The Gallery of Unfinished Girls, by Lauren Karcz
This is one of my most anticipated read of 2017. Pitched as The Walls Around Us meets The Bone Gap, it’s a welcome addition to the burgeoning YA magical realism scene. In Lauren Karcz’s debut, she tells the story of teen painter Mercedes Moreno, who’s suffering a huge artistic block. Part of it has to do with her grandmother being gravely ill, and part of it is because she’s in love with her best friend, Victoria. Then one day, everything changes. She meets a strange neighbor who opens the doors to the Red Mangrove Estate, giving Mercedes a place where she can be herself. She can create, and here her art flows freely and naturally. The hitch in this idyllic situation is that she can’t take anything she makes out of the estate. Will the pressure of being two people at once break her?

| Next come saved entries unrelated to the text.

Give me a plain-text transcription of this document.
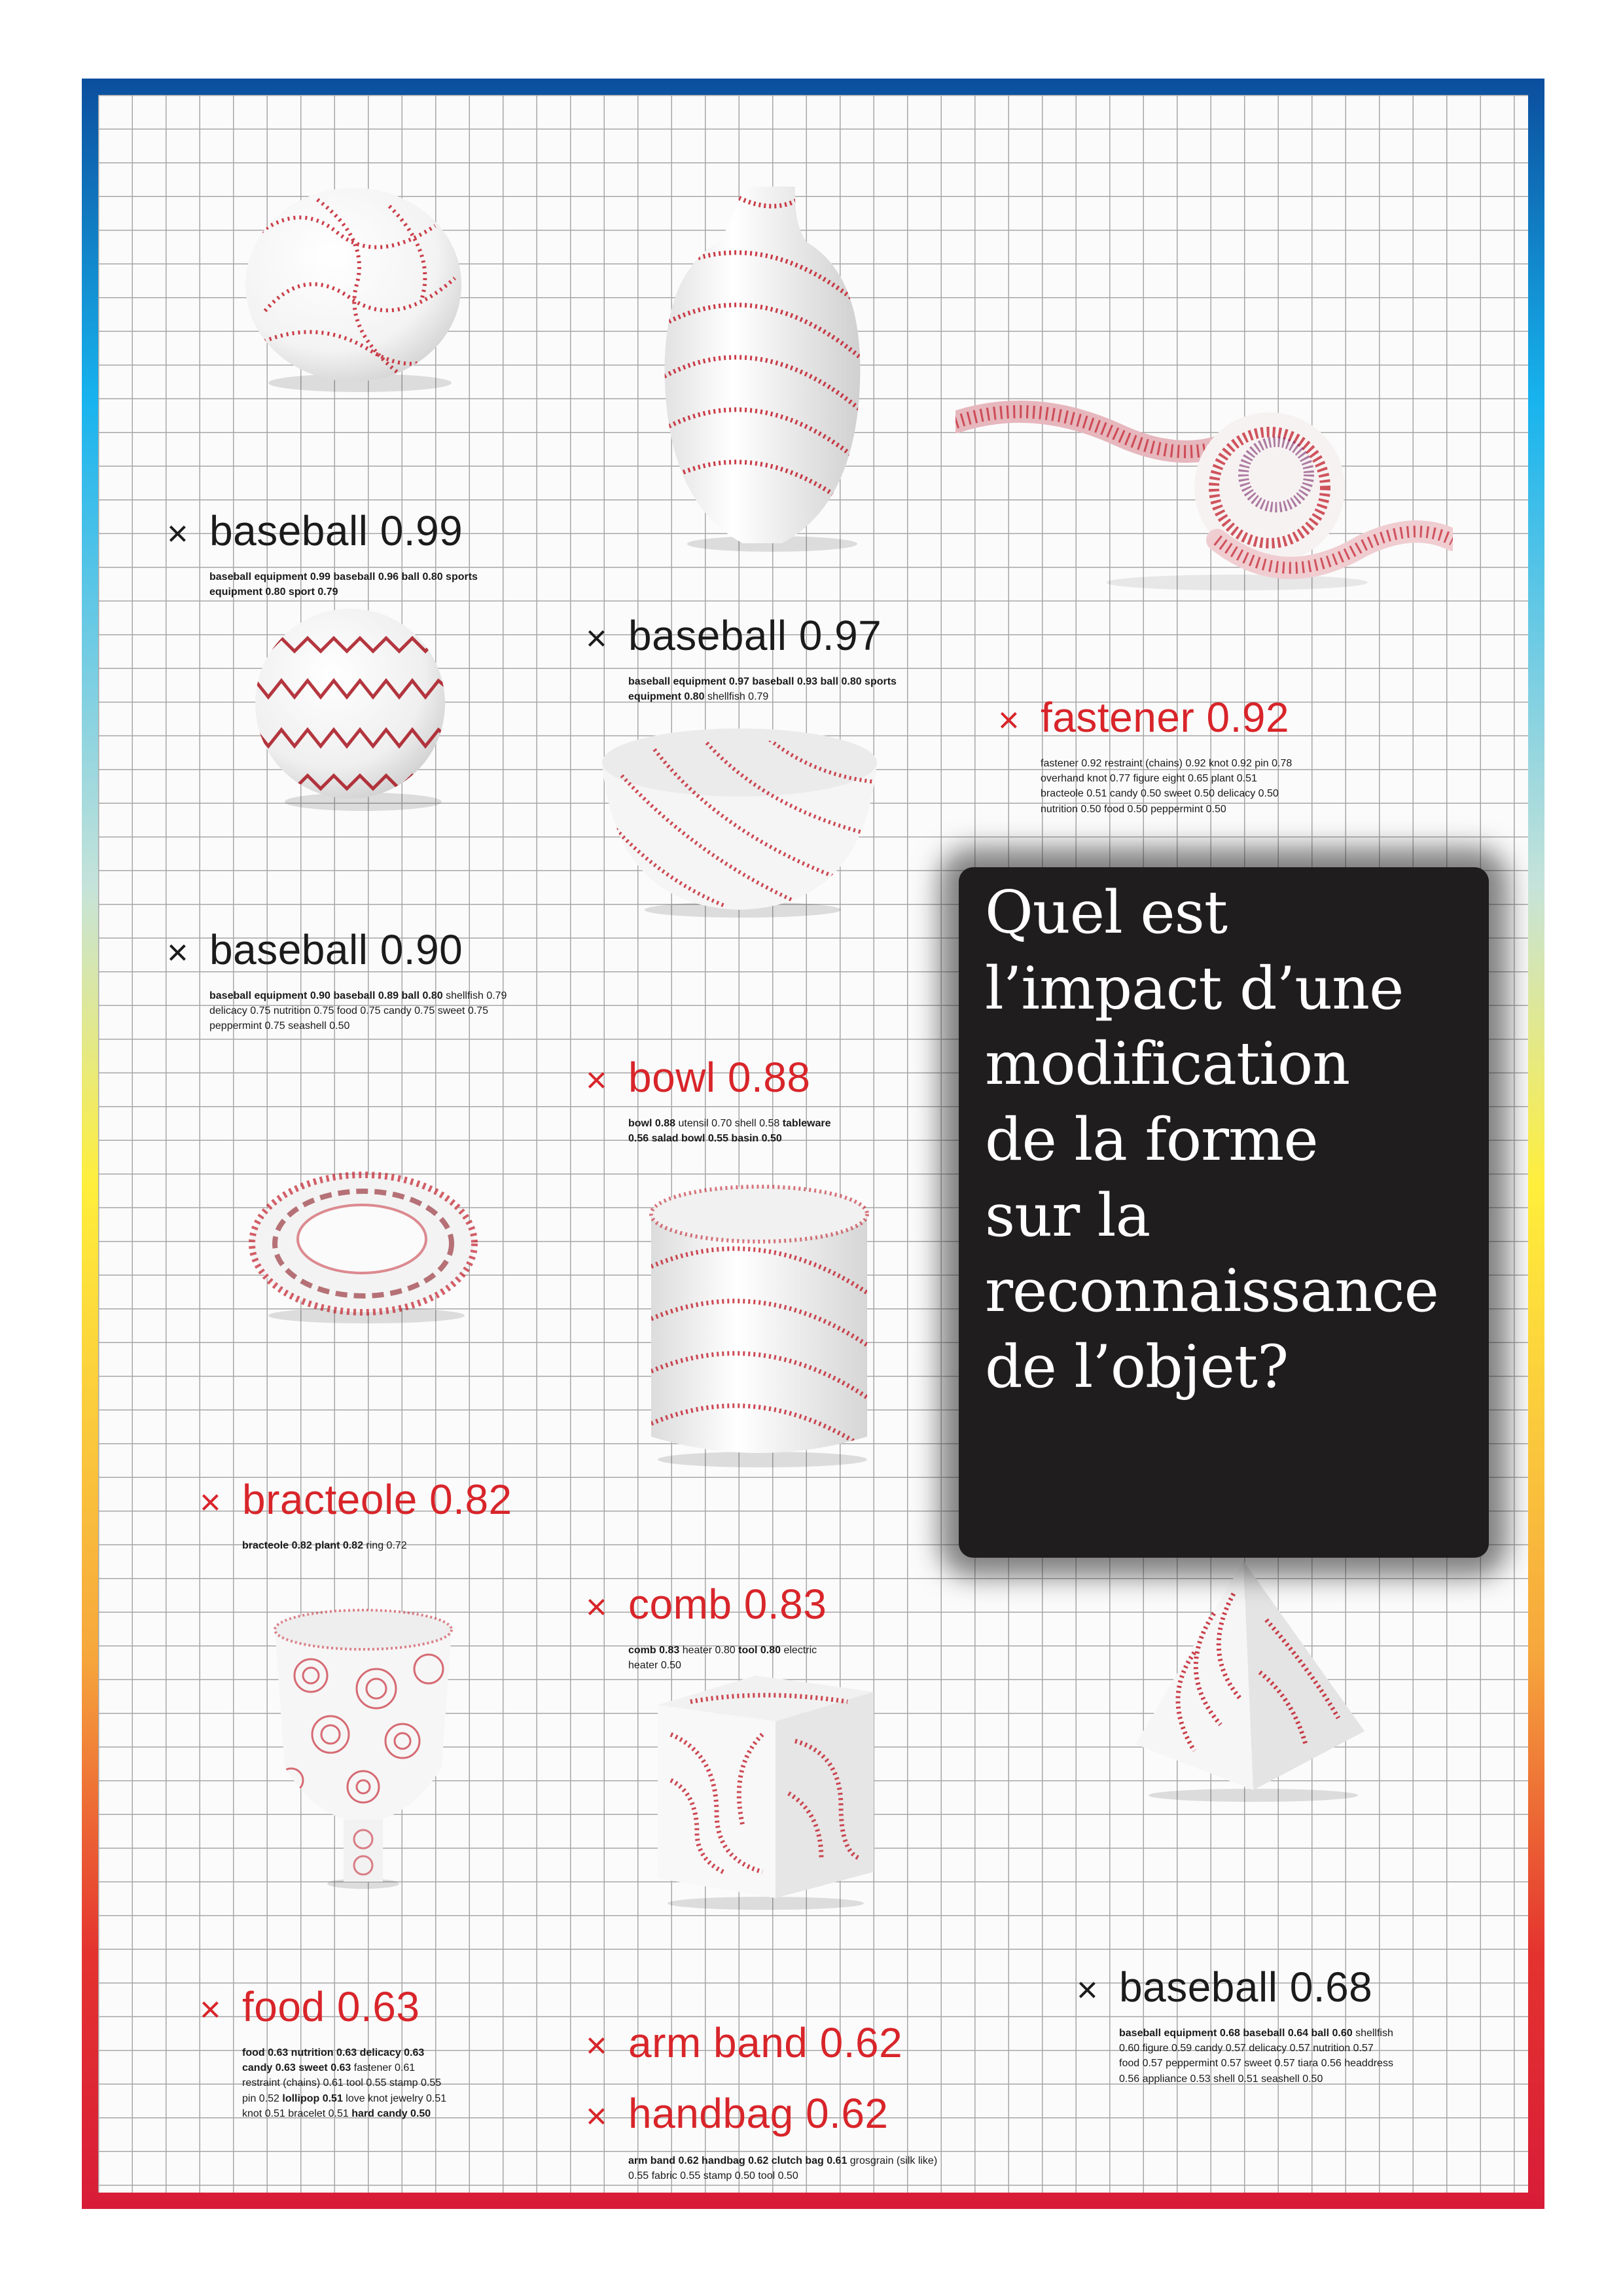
× baseball 0.99
baseball equipment 0.99 baseball 0.96 ball 0.80 sports equipment 0.80 sport 0.79
× baseball 0.97
baseball equipment 0.97 baseball 0.93 ball 0.80 sports equipment 0.80 shellfish 0.79
× fastener 0.92
fastener 0.92 restraint (chains) 0.92 knot 0.92 pin 0.78 overhand knot 0.77 figure eight 0.65 plant 0.51 bracteole 0.51 candy 0.50 sweet 0.50 delicacy 0.50 nutrition 0.50 food 0.50 peppermint 0.50
× baseball 0.90
baseball equipment 0.90 baseball 0.89 ball 0.80 shellfish 0.79 delicacy 0.75 nutrition 0.75 food 0.75 candy 0.75 sweet 0.75 peppermint 0.75 seashell 0.50
× bowl 0.88
bowl 0.88 utensil 0.70 shell 0.58 tableware 0.56 salad bowl 0.55 basin 0.50
× bracteole 0.82
bracteole 0.82 plant 0.82 ring 0.72
× comb 0.83
comb 0.83 heater 0.80 tool 0.80 electric heater 0.50
× food 0.63
food 0.63 nutrition 0.63 delicacy 0.63 candy 0.63 sweet 0.63 fastener 0.61 restraint (chains) 0.61 tool 0.55 stamp 0.55 pin 0.52 lollipop 0.51 love knot jewelry 0.51 knot 0.51 bracelet 0.51 hard candy 0.50
× arm band 0.62
× handbag 0.62
arm band 0.62 handbag 0.62 clutch bag 0.61 grosgrain (silk like) 0.55 fabric 0.55 stamp 0.50 tool 0.50
× baseball 0.68
baseball equipment 0.68 baseball 0.64 ball 0.60 shellfish 0.60 figure 0.59 candy 0.57 delicacy 0.57 nutrition 0.57 food 0.57 peppermint 0.57 sweet 0.57 tiara 0.56 headdress 0.56 appliance 0.53 shell 0.51 seashell 0.50

Quel est
l’impact d’une
modification
de la forme
sur la
reconnaissance
de l’objet?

They Both Die at the End, by Adam Silvera
Silvera’s second release this year is a little more magical than History is All You Left of Me. Literally. Funny, sarcastic, and including Silvera’s dash of angst, The Both Die at the End promises a journey we haven’t seen before. On September 5, Death comes calling for Mateo Torrez and Rufus Emererio, literally: they each get a phone call from Death-Cast, a near-future organization that informs everyone of the arrival of their death date. Neither boy wants to spend their End Day alone, and they connect using the Last Friend app, hooking up to handle their goodbyes and have one last hurrah. As different as they are from each other, they’re determined to live and love a lifetime’s worth in one day.

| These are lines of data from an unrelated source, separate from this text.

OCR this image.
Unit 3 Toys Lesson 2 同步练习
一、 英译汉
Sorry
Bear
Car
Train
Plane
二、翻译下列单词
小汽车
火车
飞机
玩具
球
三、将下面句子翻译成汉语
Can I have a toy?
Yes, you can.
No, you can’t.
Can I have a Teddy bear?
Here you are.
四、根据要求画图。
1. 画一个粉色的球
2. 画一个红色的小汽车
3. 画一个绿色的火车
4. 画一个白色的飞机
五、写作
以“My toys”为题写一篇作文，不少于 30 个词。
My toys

Wild Beauty, by Anna-Marie McLemore
Since her debut, The Weight of Feathers, Anna-Marie McLemore has been a force to reckon with. Her prose is lush, vivid, and achingly beautiful. She writes the kind of books you want to sink your teeth into. In Wild Beauty she tells the story of the Nomeolvides women, who have a tragic legacy of loving so much that their lovers vanish. I’d like to point out that their last name, read as “no me olvides,” translates to “don’t forget me.” Queue the butterflies in my stomach. When Estrella Nomeolvides finds a boy named Fel in the gardens her family tends, she isn’t quite sure what to do with him. All she knows is she must help him figure out who is is, and perhaps together, they’ll discover why fate has brought them together.

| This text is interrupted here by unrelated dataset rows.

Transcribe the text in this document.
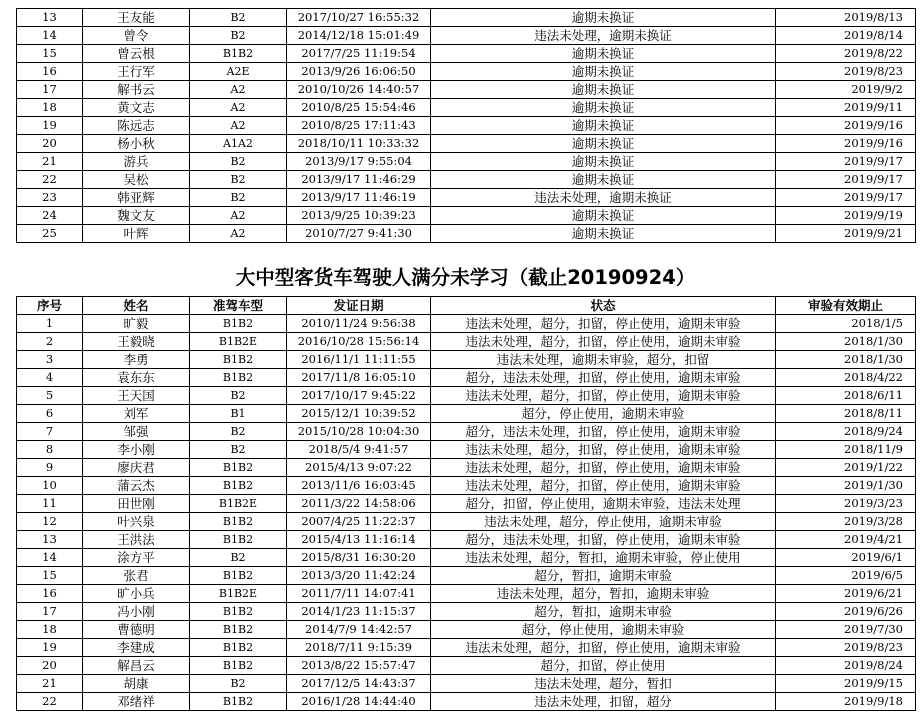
13	王友能	B2	2017/10/27 16:55:32	逾期未换证	2019/8/13
14	曾令	B2	2014/12/18 15:01:49	违法未处理，逾期未换证	2019/8/14
15	曾云根	B1B2	2017/7/25 11:19:54	逾期未换证	2019/8/22
16	王行军	A2E	2013/9/26 16:06:50	逾期未换证	2019/8/23
17	解书云	A2	2010/10/26 14:40:57	逾期未换证	2019/9/2
18	黄文志	A2	2010/8/25 15:54:46	逾期未换证	2019/9/11
19	陈远志	A2	2010/8/25 17:11:43	逾期未换证	2019/9/16
20	杨小秋	A1A2	2018/10/11 10:33:32	逾期未换证	2019/9/16
21	游兵	B2	2013/9/17 9:55:04	逾期未换证	2019/9/17
22	吴松	B2	2013/9/17 11:46:29	逾期未换证	2019/9/17
23	韩亚辉	B2	2013/9/17 11:46:19	违法未处理，逾期未换证	2019/9/17
24	魏文友	A2	2013/9/25 10:39:23	逾期未换证	2019/9/19
25	叶辉	A2	2010/7/27 9:41:30	逾期未换证	2019/9/21
大中型客货车驾驶人满分未学习（截止20190924）
序号	姓名	准驾车型	发证日期	状态	审验有效期止
1	旷毅	B1B2	2010/11/24 9:56:38	违法未处理，超分，扣留，停止使用，逾期未审验	2018/1/5
2	王毅晓	B1B2E	2016/10/28 15:56:14	违法未处理，超分，扣留，停止使用，逾期未审验	2018/1/30
3	李勇	B1B2	2016/11/1 11:11:55	违法未处理，逾期未审验，超分，扣留	2018/1/30
4	袁东东	B1B2	2017/11/8 16:05:10	超分，违法未处理，扣留，停止使用，逾期未审验	2018/4/22
5	王天国	B2	2017/10/17 9:45:22	违法未处理，超分，扣留，停止使用，逾期未审验	2018/6/11
6	刘军	B1	2015/12/1 10:39:52	超分，停止使用，逾期未审验	2018/8/11
7	邹强	B2	2015/10/28 10:04:30	超分，违法未处理，扣留，停止使用，逾期未审验	2018/9/24
8	李小刚	B2	2018/5/4 9:41:57	违法未处理，超分，扣留，停止使用，逾期未审验	2018/11/9
9	廖庆君	B1B2	2015/4/13 9:07:22	违法未处理，超分，扣留，停止使用，逾期未审验	2019/1/22
10	蒲云杰	B1B2	2013/11/6 16:03:45	违法未处理，超分，扣留，停止使用，逾期未审验	2019/1/30
11	田世刚	B1B2E	2011/3/22 14:58:06	超分，扣留，停止使用，逾期未审验，违法未处理	2019/3/23
12	叶兴泉	B1B2	2007/4/25 11:22:37	违法未处理，超分，停止使用，逾期未审验	2019/3/28
13	王洪法	B1B2	2015/4/13 11:16:14	超分，违法未处理，扣留，停止使用，逾期未审验	2019/4/21
14	涂方平	B2	2015/8/31 16:30:20	违法未处理，超分，暂扣，逾期未审验，停止使用	2019/6/1
15	张君	B1B2	2013/3/20 11:42:24	超分，暂扣，逾期未审验	2019/6/5
16	旷小兵	B1B2E	2011/7/11 14:07:41	违法未处理，超分，暂扣，逾期未审验	2019/6/21
17	冯小刚	B1B2	2014/1/23 11:15:37	超分，暂扣，逾期未审验	2019/6/26
18	曹德明	B1B2	2014/7/9 14:42:57	超分，停止使用，逾期未审验	2019/7/30
19	李建成	B1B2	2018/7/11 9:15:39	违法未处理，超分，扣留，停止使用，逾期未审验	2019/8/23
20	解昌云	B1B2	2013/8/22 15:57:47	超分，扣留，停止使用	2019/8/24
21	胡康	B2	2017/12/5 14:43:37	违法未处理，超分，暂扣	2019/9/15
22	邓绪祥	B1B2	2016/1/28 14:44:40	违法未处理，扣留，超分	2019/9/18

Not Your Villain, by C.B. Lee
In C.B. Lee’s companion to Not Your Sidekick, she expands on her wonderful cast of characters. This is a fun and fast-paced story that is widely inclusive. C.B. Lee writes the future in a way that feels true to so many kinds of experiences. When you think of diversity that puts kids in the adventure seat, you think of these books. Not Your Villain follows Bells Broussard, a shapeshifter framed as the world’s most wanted villain. With the help of his friends he discovers a massive cover-up that has them seeking the help of the Resistance. One of these friends is Emma Robledo, who is Latinx and queer—and who will take center stage as protagonist in book three of this superhero series. Keep an eye out.
America Vol. 1: The Life and Times of America Chavez, by Gabby Rivera and Joe Quinones (illustrator)
Gabby Rivera is the critically acclaimed author of Juliet Takes a Breath. Now she’s got her hands on a whole new medium, but her powerful voice is unmistakable. First, if you’ve seen Wonder Woman and you need your kickass heroine fix, you should be keeping up with America Chavez. She’s a spitfire, a young Avenger, the Latina, gay, American af heroine I didn’t know I could have as a kid. And now she gets to have her own story, going to school and smashing interdimensional baddies along the way. This volume even sends her to the front lines of WWII at the side of our second favorite American superhero, Captain America.